Curating/containing: Exhibiting digital art about mental health
Vanessa Bartlett and Lizzie Muller / Australia
UNSW Art & Design
Paper
www.vanessabartlett.com
Museums and galleries have always been recognized as creating wellbeing outcomes. This paper builds upon this existing discourse with a study that is specific to the curation of digital artworks addressing the topic of mental health. It documents my own practice based research and audience response to the exhibition: Group Therapy: Mental Distress in a Digital Age, held at FACT, UK in 2015. Audience feedback was gathered using a psychosocial research method called the visual matrix, which is designed to capture more affective responses than existing methods of arts evaluation.

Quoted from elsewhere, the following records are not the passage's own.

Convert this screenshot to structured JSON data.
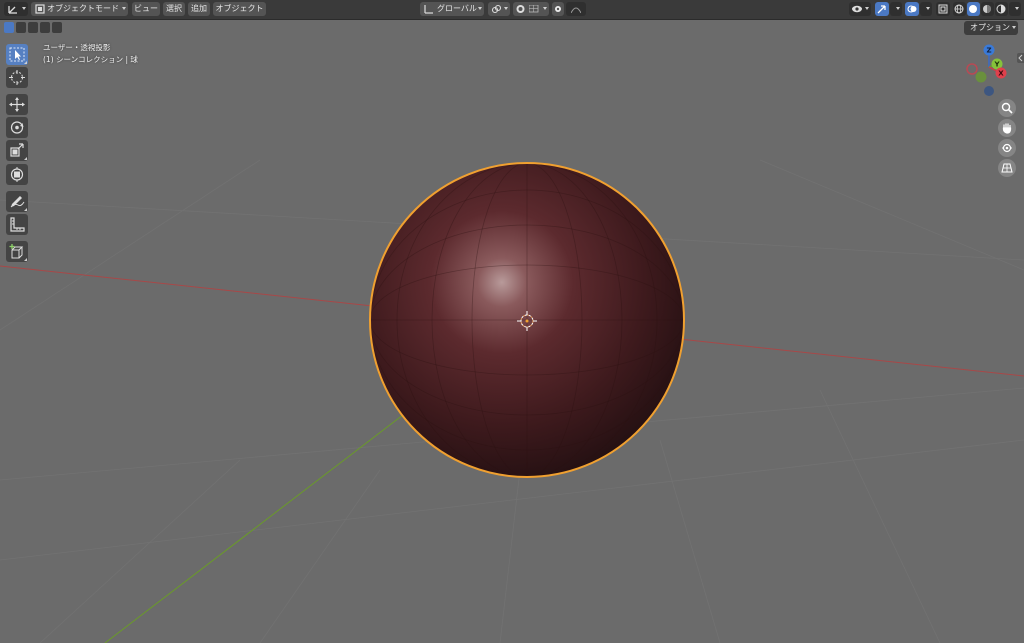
{
  "header": {
    "editor_type_icon": "3d-viewport-icon",
    "mode": {
      "icon": "object-mode-icon",
      "label": "オブジェクトモード"
    },
    "menus": [
      "ビュー",
      "選択",
      "追加",
      "オブジェクト"
    ],
    "transform_orientation": {
      "icon": "orientation-axes-icon",
      "label": "グローバル"
    },
    "pivot_icon": "link-icon",
    "snap_icon": "snap-magnet-icon",
    "proportional_icon": "proportional-edit-icon",
    "right": {
      "visibility_icon": "eye-icon",
      "gizmo_icon": "gizmo-arrow-icon",
      "overlay_icon": "overlay-circles-icon",
      "xray_icon": "xray-icon",
      "shading_modes": [
        "wireframe-icon",
        "solid-shading-icon",
        "material-preview-icon",
        "rendered-icon"
      ]
    }
  },
  "select_modes": [
    "select-new-icon",
    "select-extend-icon",
    "select-subtract-icon",
    "select-difference-icon",
    "select-intersect-icon"
  ],
  "options_button": "オプション",
  "viewport_overlay": {
    "view_name": "ユーザー・透視投影",
    "collection": "(1) シーンコレクション | 球"
  },
  "toolbar": [
    {
      "name": "select-tool",
      "icon": "cursor-arrow-icon",
      "active": true
    },
    {
      "name": "cursor-tool",
      "icon": "3d-cursor-icon",
      "active": false
    },
    {
      "name": "move-tool",
      "icon": "move-arrows-icon",
      "active": false
    },
    {
      "name": "rotate-tool",
      "icon": "rotate-icon",
      "active": false
    },
    {
      "name": "scale-tool",
      "icon": "scale-icon",
      "active": false
    },
    {
      "name": "transform-tool",
      "icon": "transform-icon",
      "active": false
    },
    {
      "name": "annotate-tool",
      "icon": "pencil-icon",
      "active": false
    },
    {
      "name": "measure-tool",
      "icon": "ruler-icon",
      "active": false
    },
    {
      "name": "add-cube-tool",
      "icon": "add-cube-icon",
      "active": false
    }
  ],
  "nav_gizmo": {
    "x": "X",
    "y": "Y",
    "z": "Z"
  },
  "nav_buttons": [
    "zoom-icon",
    "hand-pan-icon",
    "camera-view-icon",
    "grid-perspective-icon"
  ],
  "colors": {
    "viewport_bg": "#6b6b6b",
    "header_bg": "#3a3a3a",
    "sphere_base": "#4a1e22",
    "sphere_outline": "#f0a030",
    "x_axis": "#a84848",
    "y_axis": "#6a9a2a",
    "accent_blue": "#4b79c4"
  }
}
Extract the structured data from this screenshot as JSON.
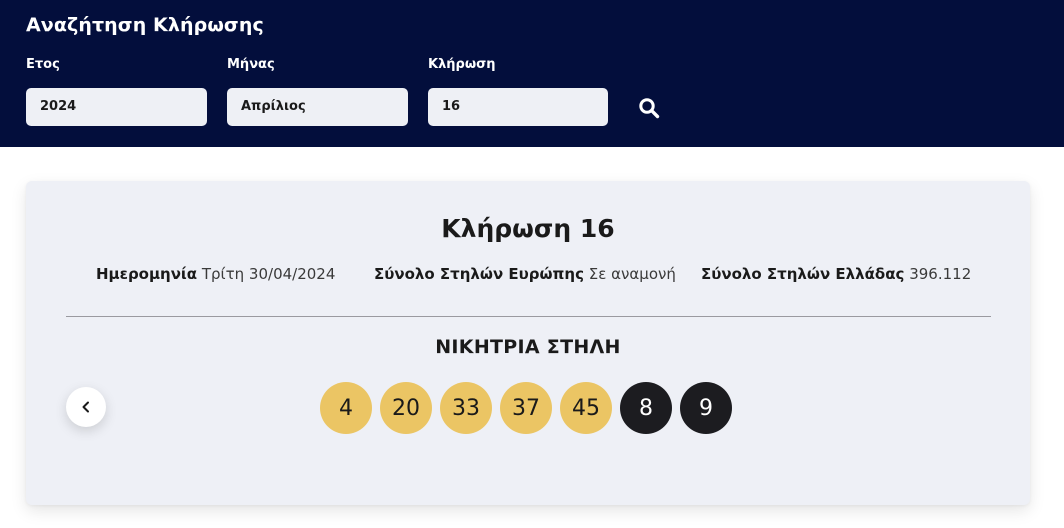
{
  "search": {
    "title": "Αναζήτηση Κλήρωσης",
    "year_label": "Ετος",
    "year_value": "2024",
    "month_label": "Μήνας",
    "month_value": "Απρίλιος",
    "draw_label": "Κλήρωση",
    "draw_value": "16",
    "search_icon": "search-icon"
  },
  "result": {
    "title": "Κλήρωση 16",
    "date_label": "Ημερομηνία",
    "date_value": "Τρίτη 30/04/2024",
    "europe_label": "Σύνολο Στηλών Ευρώπης",
    "europe_value": "Σε αναμονή",
    "greece_label": "Σύνολο Στηλών Ελλάδας",
    "greece_value": "396.112",
    "winning_title": "ΝΙΚΗΤΡΙΑ ΣΤΗΛΗ",
    "prev_icon": "chevron-left-icon",
    "main_numbers": [
      "4",
      "20",
      "33",
      "37",
      "45"
    ],
    "bonus_numbers": [
      "8",
      "9"
    ]
  },
  "colors": {
    "header_bg": "#030e3c",
    "main_ball": "#ebc564",
    "bonus_ball": "#1c1c20",
    "card_bg": "#eef0f6"
  }
}
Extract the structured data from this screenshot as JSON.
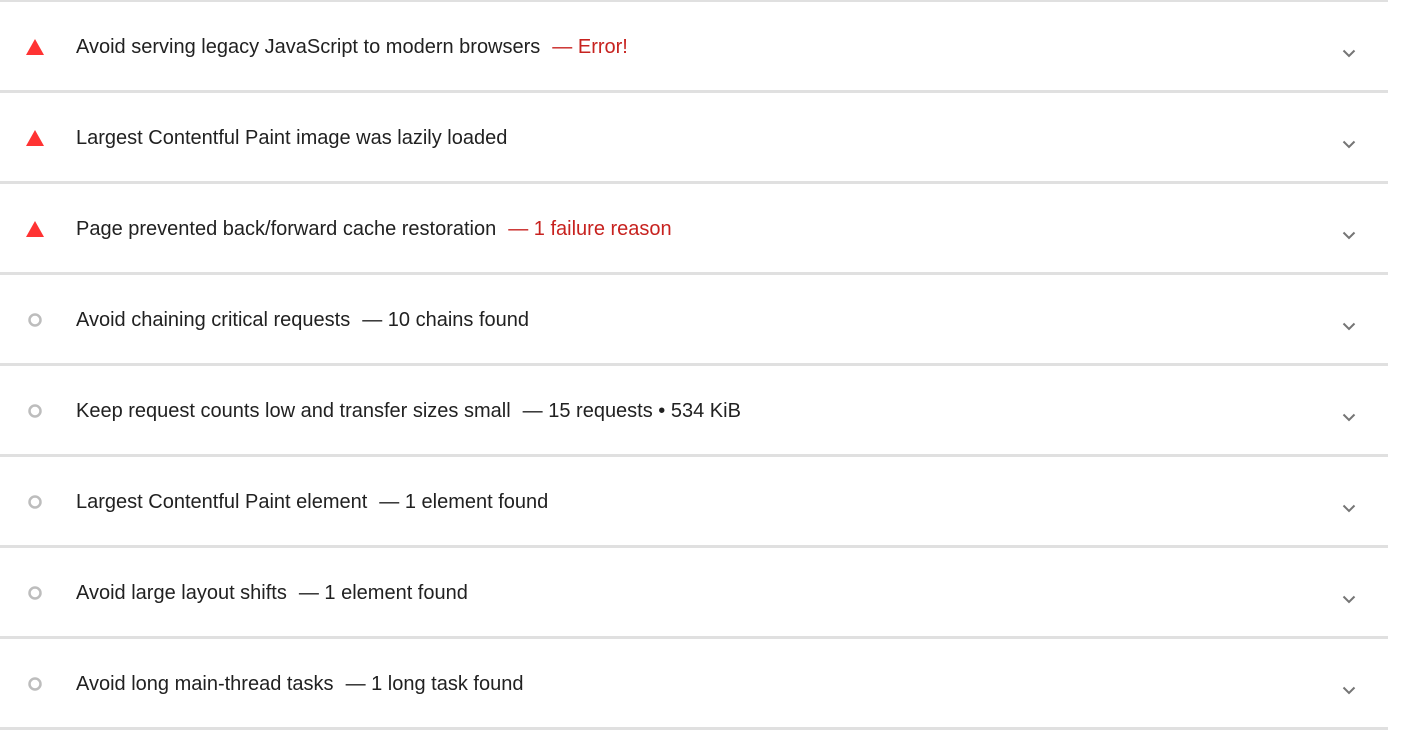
{
  "colors": {
    "fail": "#f33",
    "fail_text": "#c7221f",
    "info_icon": "#bdbdbd",
    "divider": "#e0e0e0",
    "chevron": "#757575"
  },
  "audits": [
    {
      "status": "fail",
      "icon": "red-triangle-icon",
      "title": "Avoid serving legacy JavaScript to modern browsers",
      "display_value": "— Error!"
    },
    {
      "status": "fail",
      "icon": "red-triangle-icon",
      "title": "Largest Contentful Paint image was lazily loaded",
      "display_value": ""
    },
    {
      "status": "fail",
      "icon": "red-triangle-icon",
      "title": "Page prevented back/forward cache restoration",
      "display_value": "— 1 failure reason"
    },
    {
      "status": "info",
      "icon": "gray-circle-icon",
      "title": "Avoid chaining critical requests",
      "display_value": "— 10 chains found"
    },
    {
      "status": "info",
      "icon": "gray-circle-icon",
      "title": "Keep request counts low and transfer sizes small",
      "display_value": "— 15 requests • 534 KiB"
    },
    {
      "status": "info",
      "icon": "gray-circle-icon",
      "title": "Largest Contentful Paint element",
      "display_value": "— 1 element found"
    },
    {
      "status": "info",
      "icon": "gray-circle-icon",
      "title": "Avoid large layout shifts",
      "display_value": "— 1 element found"
    },
    {
      "status": "info",
      "icon": "gray-circle-icon",
      "title": "Avoid long main-thread tasks",
      "display_value": "— 1 long task found"
    }
  ]
}
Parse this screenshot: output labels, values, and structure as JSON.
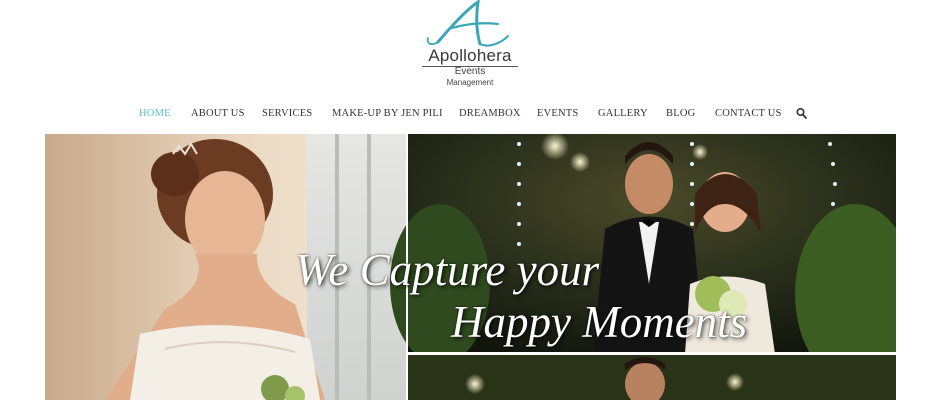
{
  "brand": {
    "name": "Apollohera",
    "line2": "Events",
    "line3": "Management",
    "accent": "#3aa7b8"
  },
  "nav": {
    "items": [
      {
        "label": "HOME",
        "active": true
      },
      {
        "label": "ABOUT US"
      },
      {
        "label": "SERVICES"
      },
      {
        "label": "MAKE-UP BY JEN PILI"
      },
      {
        "label": "DREAMBOX"
      },
      {
        "label": "EVENTS"
      },
      {
        "label": "GALLERY"
      },
      {
        "label": "BLOG"
      },
      {
        "label": "CONTACT US"
      }
    ],
    "search_icon": "search-icon",
    "active_color": "#5bbcd0",
    "text_color": "#333333"
  },
  "hero": {
    "tagline_line1": "We Capture your",
    "tagline_line2": "Happy Moments"
  }
}
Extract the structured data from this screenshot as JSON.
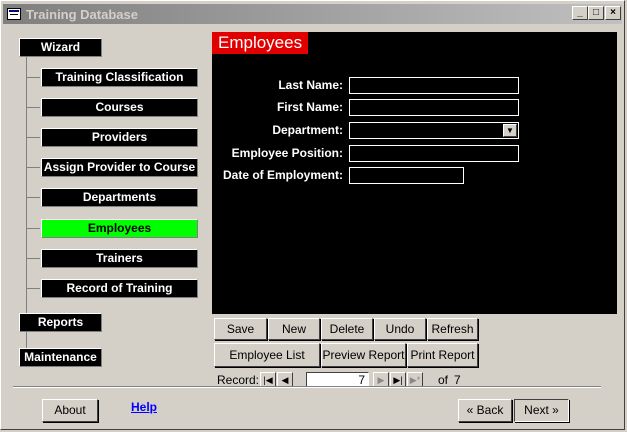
{
  "window": {
    "title": "Training Database",
    "minimize": "_",
    "maximize": "□",
    "close": "×"
  },
  "wizard": {
    "label": "Wizard",
    "items": [
      {
        "label": "Training Classification",
        "active": false
      },
      {
        "label": "Courses",
        "active": false
      },
      {
        "label": "Providers",
        "active": false
      },
      {
        "label": "Assign Provider to Course",
        "active": false
      },
      {
        "label": "Departments",
        "active": false
      },
      {
        "label": "Employees",
        "active": true
      },
      {
        "label": "Trainers",
        "active": false
      },
      {
        "label": "Record of Training",
        "active": false
      }
    ],
    "reports_label": "Reports",
    "maintenance_label": "Maintenance"
  },
  "form": {
    "heading": "Employees",
    "fields": {
      "last_name": {
        "label": "Last Name:",
        "value": ""
      },
      "first_name": {
        "label": "First Name:",
        "value": ""
      },
      "department": {
        "label": "Department:",
        "value": ""
      },
      "position": {
        "label": "Employee Position:",
        "value": ""
      },
      "date_employed": {
        "label": "Date of Employment:",
        "value": ""
      }
    }
  },
  "actions": {
    "save": "Save",
    "new": "New",
    "delete": "Delete",
    "undo": "Undo",
    "refresh": "Refresh",
    "employee_list": "Employee List",
    "preview_report": "Preview Report",
    "print_report": "Print Report"
  },
  "record_nav": {
    "label": "Record:",
    "current": "7",
    "of_label": "of",
    "total": "7"
  },
  "footer": {
    "about": "About",
    "help": "Help",
    "back": "« Back",
    "next": "Next »"
  },
  "colors": {
    "active_item": "#00ff00",
    "heading_bg": "#e00000",
    "panel_bg": "#000000"
  }
}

Presenting this feedback, I focus on a perceived dichotomy between the historical and the digital, where audiences understood the asylum as a place of sanctuary and the digital content as anxiety provoking. I use this tension to propose next steps in my own practice along with some wider considerations for curatorial approaches to digital art dealing with mental health. Issues of curatorial care are central, as I consider how a curator can support audiences to encounter challenging digital artworks that deal with mental distress. I adapt and test Wilfred Bion's concept of container-contained (also a key theoretical component of the visual matrix method) as a paradigm for this caretaking function.